Al enterarme de la noticia, me puse a repasar discos, posters, revistas, fotos y momentos inolvidables que forjaron nuestra ‘Pasión por el ruido’. La relación no fue un flechazo instantáneo, pues mis oídos aún cándidos chocaban frente a las guitarras rasgadas y a los ritmos frenéticos que impregnaban los balazos de Barricada. Pero todo cambió cuando viví mi primera ‘Noche de rock&roll’ y me convertí en una suerte de ‘Animal caliente’, intercambiando sudor y empujones con desconocidos que bailaban ‘A toda velocidad’ al son de una banda que no concedía tregua ni cuartel al silencio.

Perdí la cuenta de las veces que nos vimos. ¿15, 20? En las fiestas de un pueblo de mala muerte o en la plaza de toros de Las Ventas; en un festival multitudinario o en un pinchazo por falta de difusión; con las últimas luces de la tarde o a punto de amanecer; recorriendo kilómetros sin rumbo o atravesando Otra noche sin dormir. Recuerdo una vez llegar a Gata de Gorgos —pueblo del norte de Alicante— y toparme con una marabunta de peludos que tras comprobar que lucía una casaca de Barricada se pusieron a tararear a pleno pulmón el ‘Sean bienvenidos’. En una época en la que no había teléfono móvil, la camaradería se producía en un fogonazo instantáneo.

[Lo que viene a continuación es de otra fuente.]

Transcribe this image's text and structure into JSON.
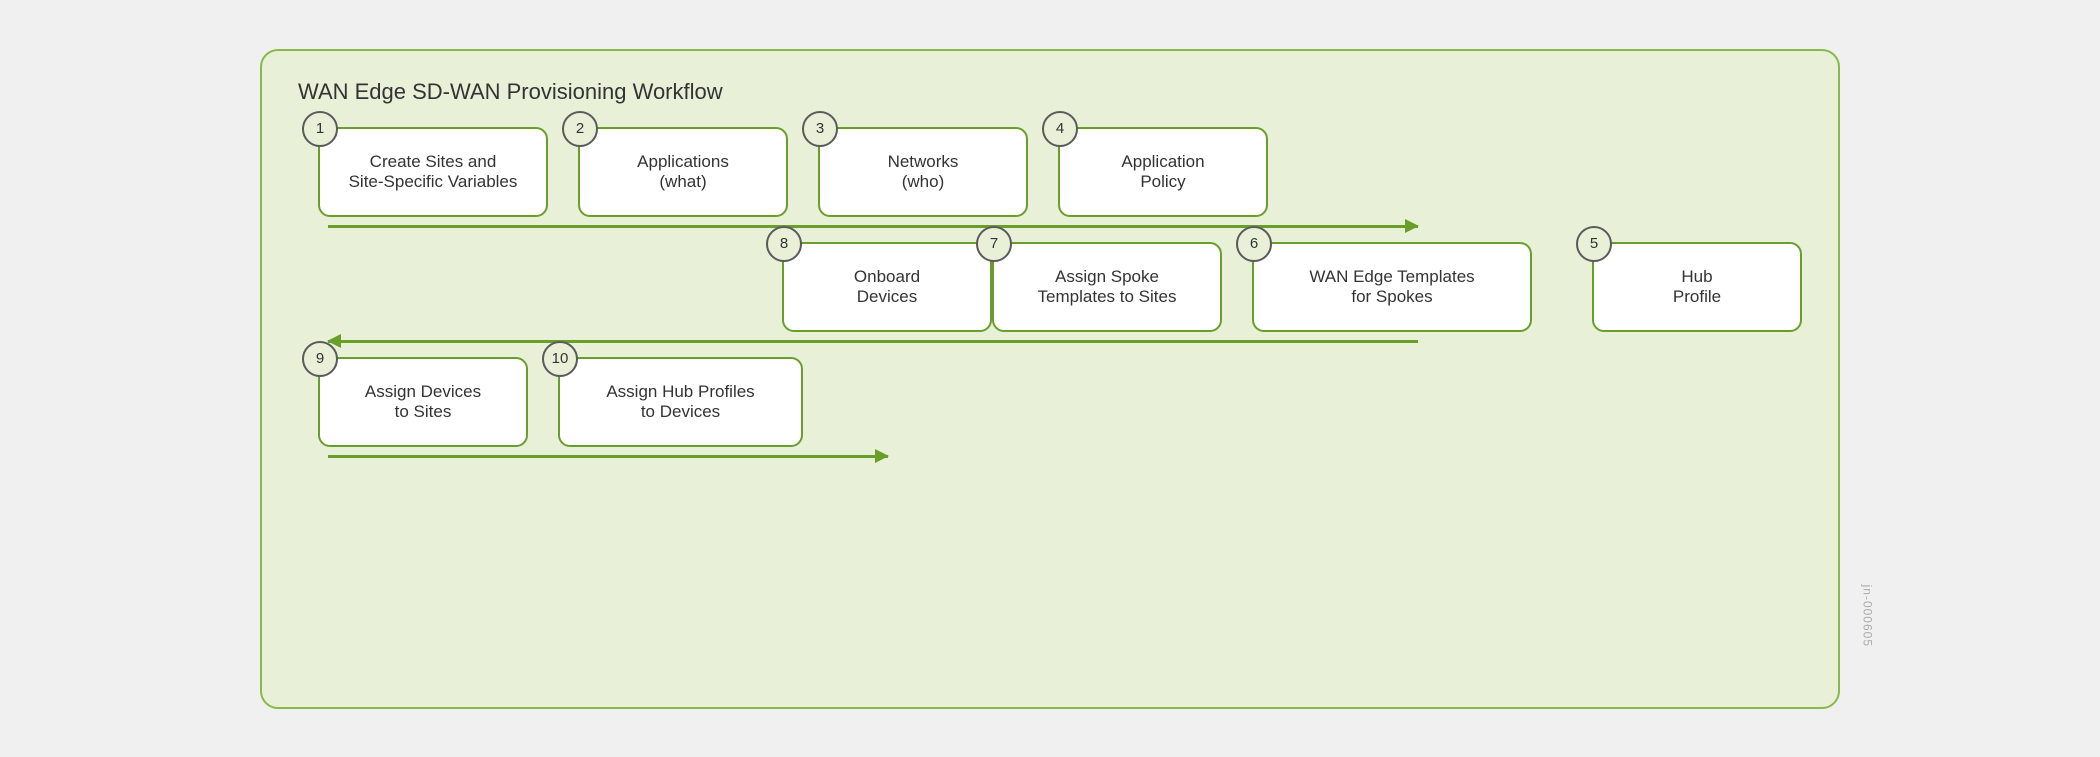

Me vienen a la mente las letras tórridas de ‘Juegos ocultos’, ‘Haz lo que quieras’ o ‘Sólo quiero tu boca’, las cuales sonaban de fondo en las primeras metidas de mano y en los tímidos intercambios de fluidos. Como broche asistimos a los gritos de La tierra está sorda y a las direcciones que apuntaban las Flechas cardinales. Era una banda que siempre le gustaba enredar y dar una vuelta más de tuerca, que era capaz de renacer de sus cenizas e incendiar los escenarios durante más de tres horas seguidas a base de ‘Latidos y mordiscos’, como si aquellos navarros atesorasen la receta de la eterna juventud.

Un día de diciembre nos enteramos que Barricada se deshacía. La rabia y la impotencia me abordaban. Barricada no se podía romper, sus miembros estaban por encima de diferencias y disputas, pensaba. Nunca supe qué pasó, pero siempre tuve la sensación de que el papel del Boni era el de conciliar desde la discreción y la sencillez. Desde la separación mantuve la ilusión de un reencuentro, de viajar para volver a corear ‘Rojo’, ‘Lentejuelas’ o ‘El trompo’. Cuando vi en redes sociales que Barricada era trending topic, pensé que 2021 sería el año. Nunca sospeché que el ‘Peligroso animal de compañía’ nos acababa de dejar tras un par de años bramando contra el cáncer.

Una parte de mí se va en esos rugidos y punteos, alimentando un recuerdo que cada vez pesa más. Agur, Boni. Agur, compañero. Agur, Barricada.

22 comentarios sobre “Agur, Boni. Agur, Barricada.

  1. Lamento que por edad su música me queda un poco lejos, pero a la vista del entusiasmo con que la describes, estoy seguro que ha de ser buena música. Ahora que con internet se puede encontrar “casi” todo, me repongo conocerla, como homenaje al amigo de un amigo, y me sumo a tu agur.